Orthogonal movement versus a diagonal light trail (seen above) works how you'd expect.
But when 2 diagonal movements of different colors meet (seen above), the capture occurs on the square closest to the moving piece.
Also, since Knights are confusing, their light trail is: 1 step orthogonally, 1 step diagonally, in that order! The rules for diagonal light trails, orthogonal light trails, blah blah blah, still apply in the same way, examples below.
While writing this post, I realized Knight are supposed to jump pieces, both friendly and hostile. Let's say they still can, but don't make a light trail when doing so.
It's important to note that when a piece is captured (via light trail or normal method of capture), that piece's light trail persists.
Another important note is that a piece making a move into the opponent's light trail (a suicide move) will still leave behind a light trail even though it was derezzed.
The second new mechanic is Disc Wars:
Each piece, including Pawns, get an Identity Disc, which they can throw.                                        The disc-throwing mechanics are fairly straightforward.
A piece can throw a disc to capture an enemy piece without moving (kinda like "igui" in Dai Shogi). The disc MUST be thrown in the same way/direction as would be possible with a normal capture.
Example:
White's Knight can throw a disc at Black's Queen, but Black's Queen cannot throw a disc at White's Knight.
For example, in this position, to avoid damaging their Pawn structure, one of White's Pawns can throw a disc at Black's Knight.
Here's the cool part, though: it is a 50/50 chance that your piece aims well enough to hit the enemy piece. If you win the 50/50, congrats, you capture your opponent's piece without moving. If you lose the 50/50, the enemy piece remains on the board and you forfeit your turn. This means you should definitely consider the risk before you throw your disc (hey, that rhymed). Capturing via disc is optional.
Here's a fun thing I noticed:
In this position, there is a 50/50 chance that Black is not in checkmate. Black can throw a disc at White's Queen and see what happens.
!!! I have not playtested these rules. !!!
In practice, these rules might not work. Specifically, I have absolutely no idea how long the light-cycle trails should persist after they're made; it obviously can't be permanent. Should they last 1 turn? 2 turns? Should it even be on a timer, should it be conditional? I would like it if someone had a suggestion for that.
Anyway, what do you guys think of the variant?
I'd love feedback.
Avatar of Ck_o0

I think one turn works for this, a lot less to have to try to remember and also prevents certain pieces getting stuck

Avatar of evert823

The concept of the light trail is fun.

It becomes unmanageable if it exists for more than 1 turn, unless you rely on software that keeps track of it for you.

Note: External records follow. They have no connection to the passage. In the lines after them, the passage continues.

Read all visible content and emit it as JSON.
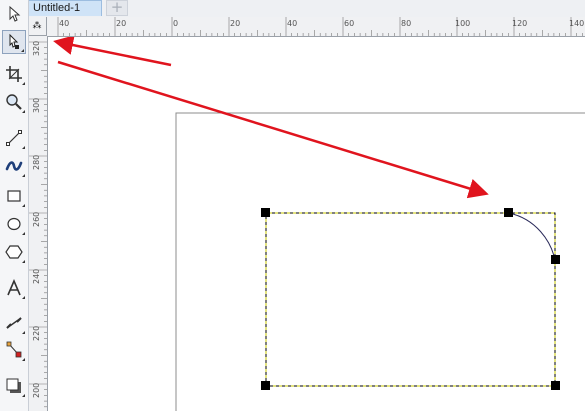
{
  "document_tab": {
    "title": "Untitled-1",
    "add_label": "+"
  },
  "ruler_corner_glyph": "⁂",
  "horizontal_ruler": {
    "labels": [
      "40",
      "20",
      "0",
      "20",
      "40",
      "60",
      "80",
      "100",
      "120",
      "140"
    ]
  },
  "vertical_ruler": {
    "labels": [
      "320",
      "300",
      "280",
      "260",
      "240",
      "220",
      "200"
    ]
  },
  "toolbox": [
    "pick-tool",
    "shape-tool",
    "crop-tool",
    "zoom-tool",
    "freehand-tool",
    "artistic-media-tool",
    "rectangle-tool",
    "ellipse-tool",
    "polygon-tool",
    "text-tool",
    "dimension-tool",
    "interactive-fill-tool",
    "shadow-tool"
  ],
  "colors": {
    "arrow": "#e0141e",
    "marquee": "#c8c800",
    "node": "#000000",
    "curve": "#2a2a5a",
    "page_border": "#8c8c8c"
  }
}
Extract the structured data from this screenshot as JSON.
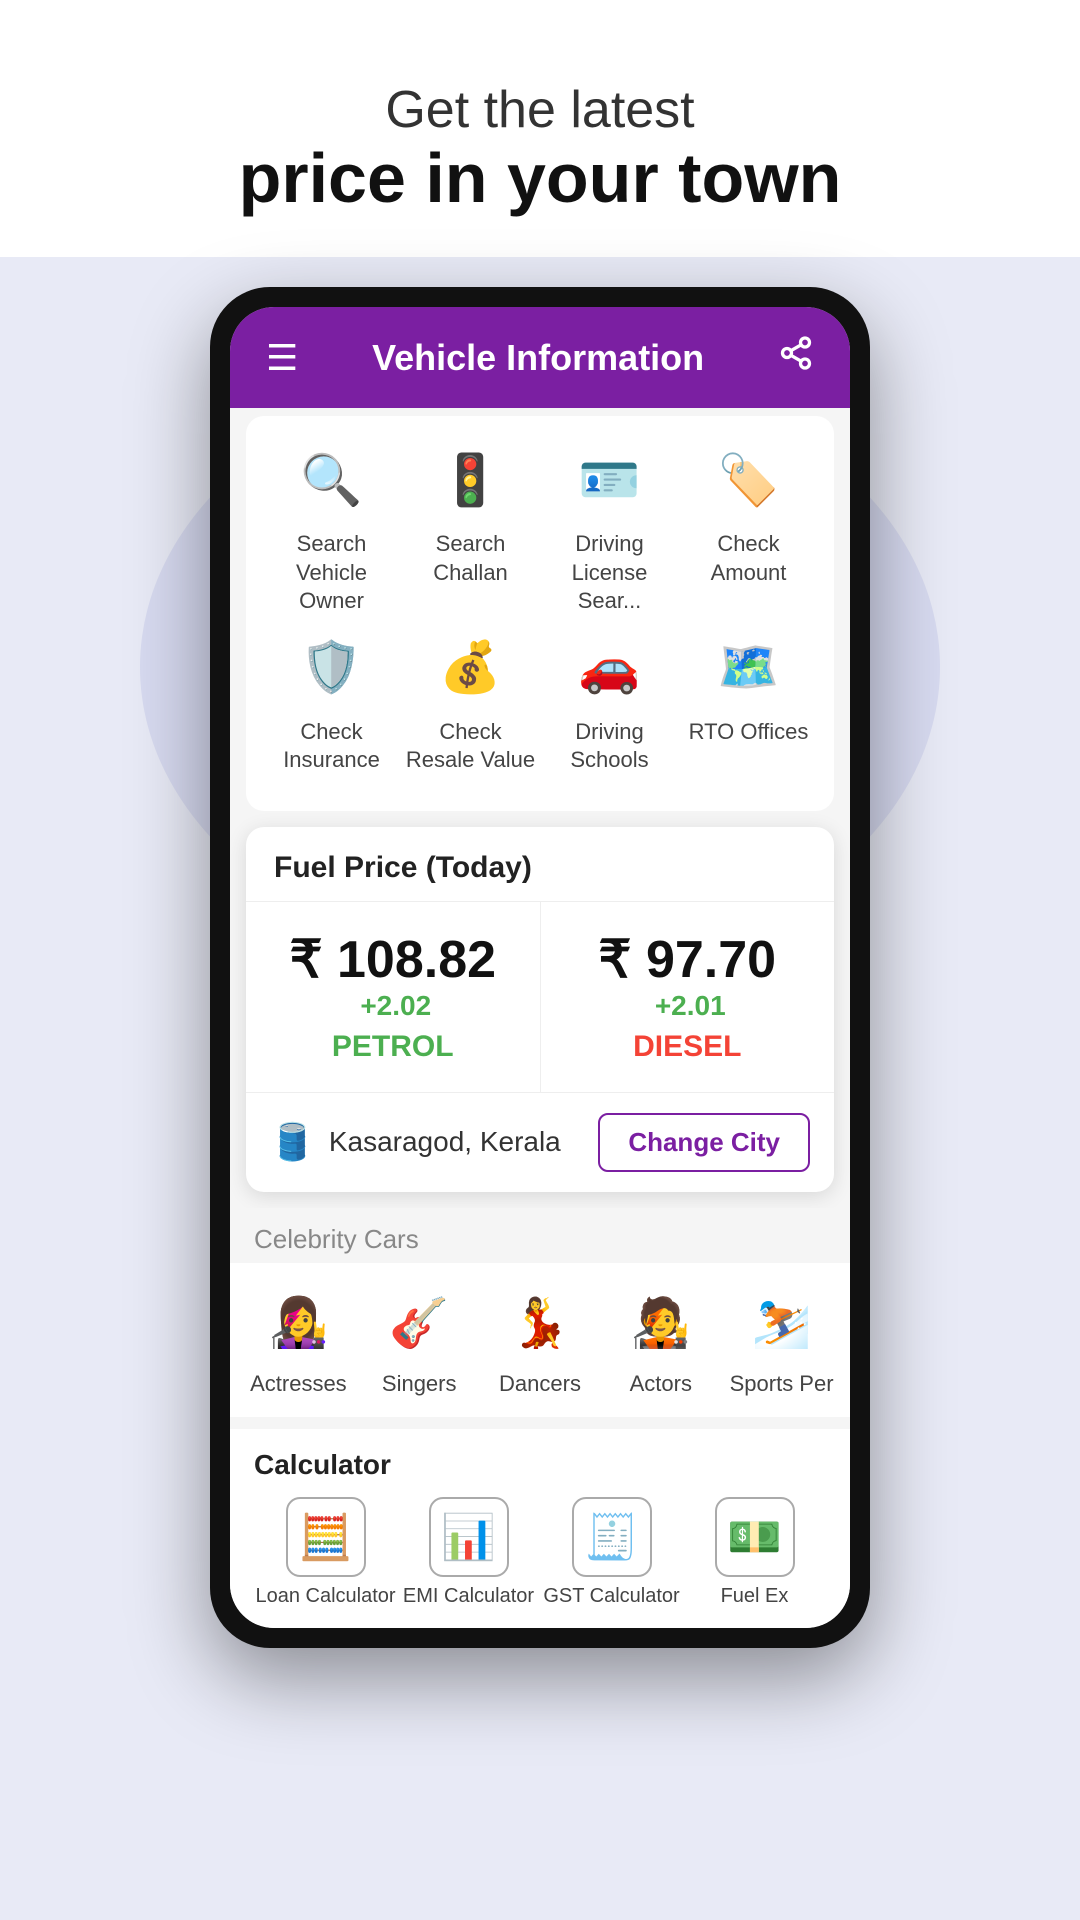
{
  "hero": {
    "subtitle": "Get the latest",
    "title": "price in your town"
  },
  "app": {
    "header_title": "Vehicle Information",
    "menu_icon": "☰",
    "share_icon": "⬆"
  },
  "grid_row1": [
    {
      "id": "search-vehicle-owner",
      "label": "Search Vehicle Owner",
      "icon": "🔍"
    },
    {
      "id": "search-challan",
      "label": "Search Challan",
      "icon": "🚦"
    },
    {
      "id": "driving-license",
      "label": "Driving License Sear...",
      "icon": "🪪"
    },
    {
      "id": "check-amount",
      "label": "Check Amount",
      "icon": "🏷️"
    }
  ],
  "grid_row2": [
    {
      "id": "check-insurance",
      "label": "Check Insurance",
      "icon": "🛡️"
    },
    {
      "id": "check-resale-value",
      "label": "Check Resale Value",
      "icon": "💰"
    },
    {
      "id": "driving-schools",
      "label": "Driving Schools",
      "icon": "🚗"
    },
    {
      "id": "rto-offices",
      "label": "RTO Offices",
      "icon": "🗺️"
    }
  ],
  "fuel": {
    "title": "Fuel Price (Today)",
    "petrol_amount": "₹ 108.82",
    "petrol_change": "+2.02",
    "petrol_label": "PETROL",
    "diesel_amount": "₹ 97.70",
    "diesel_change": "+2.01",
    "diesel_label": "DIESEL",
    "city": "Kasaragod, Kerala",
    "change_city_btn": "Change City"
  },
  "celebrity": {
    "section_label": "Celebrity Cars",
    "items": [
      {
        "id": "actresses",
        "label": "Actresses",
        "icon": "👩‍🎤"
      },
      {
        "id": "singers",
        "label": "Singers",
        "icon": "🎸"
      },
      {
        "id": "dancers",
        "label": "Dancers",
        "icon": "💃"
      },
      {
        "id": "actors",
        "label": "Actors",
        "icon": "🧑‍🎤"
      },
      {
        "id": "sports-persons",
        "label": "Sports Per",
        "icon": "⛷️"
      }
    ]
  },
  "calculator": {
    "title": "Calculator",
    "items": [
      {
        "id": "loan-calculator",
        "label": "Loan Calculator",
        "icon": "🧮"
      },
      {
        "id": "emi-calculator",
        "label": "EMI Calculator",
        "icon": "📊"
      },
      {
        "id": "gst-calculator",
        "label": "GST Calculator",
        "icon": "🧾"
      },
      {
        "id": "fuel-ex",
        "label": "Fuel Ex",
        "icon": "💵"
      }
    ]
  }
}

I would try to find a way to introduce it in a chess variant such that it is less overwhelming, mostly normal chess with here and there a light trail. Perhaps pick one piece that has it as special ability.

Avatar of evert823

I don't like the 50-50 chance thing. But that is because I am biased: I detest probability in a chess variant.

Avatar of Sinoceratops317
evert823 wrote:

I don't like the 50-50 chance thing. But that is because I am biased: I detest probability in a chess variant.

That is fair. The reason I made it probability-based is I felt like I had to balance what in my mind was an overpowered mechanic. Also because, in-universe, it isn't a guarantee you hit every disc shot you throw; the 50/50 represents the enemy piece dodging.

Avatar of Sinoceratops317
evert823 wrote:

The concept of the light trail is fun.

It becomes unmanageable if it exists for more than 1 turn, unless you rely on software that keeps track of it for you.

I would try to find a way to introduce it in a chess variant such that it is less overwhelming, mostly normal chess with here and there a light trail. Perhaps pick one piece that has it as special ability.

True. I was, and still am, considering adding the ability to toggle the light trails on and off, since I believe they did that in Tron: Legacy. These are sorta just baseline rules that anyone can tweak the way they see fit, I don't have my mind set on how any of the smaller mechanics should work.